Molto sta per cambiare in Brasile. Domenica 30, 156 milioni di brasiliani hanno nuovamente eletto il progressista Luiz Inacio Lula da Silva come loro prossimo presidente, decidendo tra la democrazia e un futuro per tutti, piuttosto che l’autocrazia di un governo sostenuto dai militari a beneficio dei più ricchi. Il Brasile ha vinto il suo diritto alla speranza alle urne.

Il leader del Partito dei Lavoratori, il 77enne Lula da Silva, ha ottenuto più di due milioni di voti sull’attuale presidente, l’ultradestra Jair Bolsonaro, tornando così al potere che aveva detenuto dal 2003 al 2011, dopo aver trascorso 19 mesi in carcere per presunta corruzione, condanna poi annullata. È stato liberato dal Supremo Tribunale Federale, che nel 2021 ha annullato le sue condanne a causa di errori nel procedimento e della mancanza di imparzialità del giudice Sergio Moro.

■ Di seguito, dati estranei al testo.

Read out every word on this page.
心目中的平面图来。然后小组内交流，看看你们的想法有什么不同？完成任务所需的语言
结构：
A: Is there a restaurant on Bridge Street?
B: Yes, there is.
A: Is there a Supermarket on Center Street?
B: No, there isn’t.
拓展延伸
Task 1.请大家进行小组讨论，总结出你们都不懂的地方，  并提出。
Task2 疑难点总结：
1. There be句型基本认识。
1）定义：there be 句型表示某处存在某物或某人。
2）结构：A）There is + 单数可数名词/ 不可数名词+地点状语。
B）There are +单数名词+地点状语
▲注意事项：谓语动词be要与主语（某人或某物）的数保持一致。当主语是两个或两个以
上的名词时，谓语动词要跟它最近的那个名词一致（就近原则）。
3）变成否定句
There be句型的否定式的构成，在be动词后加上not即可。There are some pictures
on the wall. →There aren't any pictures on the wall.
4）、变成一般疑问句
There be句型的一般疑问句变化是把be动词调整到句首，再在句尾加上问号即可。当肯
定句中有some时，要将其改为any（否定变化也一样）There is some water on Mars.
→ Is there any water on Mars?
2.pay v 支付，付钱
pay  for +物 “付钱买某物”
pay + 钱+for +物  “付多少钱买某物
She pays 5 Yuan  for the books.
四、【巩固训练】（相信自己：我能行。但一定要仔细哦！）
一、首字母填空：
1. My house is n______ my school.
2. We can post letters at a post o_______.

Bolsonaro ha fatto tutto il possibile per impedire la vittoria di Lula, con la sua vasta campagna di fake-news, bugie e intimidazioni. Questa domenica, la polizia ha istituito posti di blocco che hanno impedito agli autobus con gli elettori di esercitare il loro diritto di voto, soprattutto nella regione nord-orientale, che è principalmente pro-lulismo.

In serata, mentre la gente festeggiava nelle strade, Lula ha parlato a San Paolo: “Oggi diciamo al mondo che il Brasile è tornato. Che il Brasile è troppo grande per essere relegato al triste ruolo di paria del mondo. Recupereremo la credibilità, la prevedibilità e la stabilità del Paese, in modo che gli investitori tornino ad avere fiducia nel Brasile”, ha dichiarato.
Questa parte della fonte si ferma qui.